Sayın Başkan, değerli milletvekilleri; hepinizi saygıyla selamlayarak başlamak istiyorum.
Evet, bugün yürütülen görüşmeler çerçevesinde, Sayın Komisyon Başkanı ve Bakanla birlikte, öğle saatlerinde, bir buçuk saati aşkın, her parti sözcüsünün bulunduğu bir toplantı yaptık ve bu görüşmelerde, asgari müştereklerde sağlanmış olan bir uzlaşmadan kaynaklı, bazı maddelerdeki önergeler geri çekildi. Açık söylemek gerekirse bu uzlaşma çok içimize sinmiş veya bu yasa tasarısının önergelerini çektiğimiz bütün maddelerini kabul ettiğimiz anlamına gelmiyor. Biz, bizim dışımızda sağlanmış olan bir uzlaşıyı bozmamak adına, kısmi katkı anlamında, bazı önergelerimizi geri çektik ve bu temelde de Genel Kurul görüşmelerinde bu yasa tasarısının maddeleri görüşülmeye devam ediyor ancak şunu ifade edelim ki memleketteki ekonomik sorunlar keşke bu yasa tasarısında bulunan maddelerin burada kabulünden sonra giderilmiş olsaydı. Gelin görün ki memleketteki ekonomik sorunların köklü olma düzeyi maalesef bu yasa tasarısındaki maddelerin kabulüyle giderilmeyecek kadar ayrıntılı ve derinliklidir. Gelin görün ki burada geliştirilmeye çalışılan ve "yatırım ortamının iyileştirilmesi" adı altında sermaye kesimine dönük sağlanmaya çalışılan iyileştirmeler belki de var olan sorunları gidermeyecek, bazı alanlarda sorunların daha fazla katmerleşmesi sonucunu doğuracaktır.
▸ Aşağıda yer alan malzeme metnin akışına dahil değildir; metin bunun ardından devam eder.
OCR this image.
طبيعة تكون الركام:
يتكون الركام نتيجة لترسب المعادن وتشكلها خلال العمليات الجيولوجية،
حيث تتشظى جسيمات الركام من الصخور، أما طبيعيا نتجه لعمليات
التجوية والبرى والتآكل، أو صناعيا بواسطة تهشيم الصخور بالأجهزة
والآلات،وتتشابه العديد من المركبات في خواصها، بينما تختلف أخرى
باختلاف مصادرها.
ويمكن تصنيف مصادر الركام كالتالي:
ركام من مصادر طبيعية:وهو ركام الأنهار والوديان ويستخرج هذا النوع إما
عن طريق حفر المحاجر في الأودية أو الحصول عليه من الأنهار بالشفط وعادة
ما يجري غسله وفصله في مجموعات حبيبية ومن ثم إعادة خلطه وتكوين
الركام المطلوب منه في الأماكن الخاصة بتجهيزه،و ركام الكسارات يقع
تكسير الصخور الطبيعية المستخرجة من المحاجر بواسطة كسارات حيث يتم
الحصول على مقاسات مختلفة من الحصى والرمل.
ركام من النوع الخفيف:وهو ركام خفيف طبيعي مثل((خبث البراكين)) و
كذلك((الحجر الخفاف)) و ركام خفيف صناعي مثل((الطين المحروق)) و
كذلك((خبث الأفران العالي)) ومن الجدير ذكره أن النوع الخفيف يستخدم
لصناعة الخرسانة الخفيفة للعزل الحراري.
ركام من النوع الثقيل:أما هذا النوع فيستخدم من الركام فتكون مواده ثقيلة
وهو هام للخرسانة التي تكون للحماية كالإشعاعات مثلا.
Baştan ifade edelim ki Türkiye Cumhuriyeti tarihi boyunca hiçbir zaman vergi sistemi adaletli olmamıştır. Gerek gelir vergisi gerekse gider vergisi yoksullar ile zenginler arasındaki, sermaye ile emekçiler arasındaki çelişkinin bugüne kadar sürdürülegeldiği bir gerçekliğe sahiptir. Zaten var olan vergi sistemindeki adaletsizliği bu yasa tasarısının gidermesi bir yana, maalesef emekçi ile sermaye arasındaki çelişkinin daha fazla derinleşmesine, aralarındaki makasın daha fazla açılması sonucuna hizmet edecektir. Sermaye sahiplerinin vergi yükünün bu denli zaten düşük olduğu ve bunların nedenlerinin başında ise sadece zenginlerin faydalandığı vergi kaçırma imkânı, vergi afları, vergi uzlaşmaları ve yaygın muafiyetler, istisnalar, vergi indirimleri ve ertelemeleri zaten var olan sorunların başında gelmektedir. Bu vergi muafiyetlerinden faydalanan sermaye sahipleri iktidarın da arkalarında hissettikleri desteğiyle hem daha mutlular hem de emekçiler üzerindeki baskı araçlarını daha fazla derinleştirme konusunda büyük bir rahatlık sağlamış olacaklardır.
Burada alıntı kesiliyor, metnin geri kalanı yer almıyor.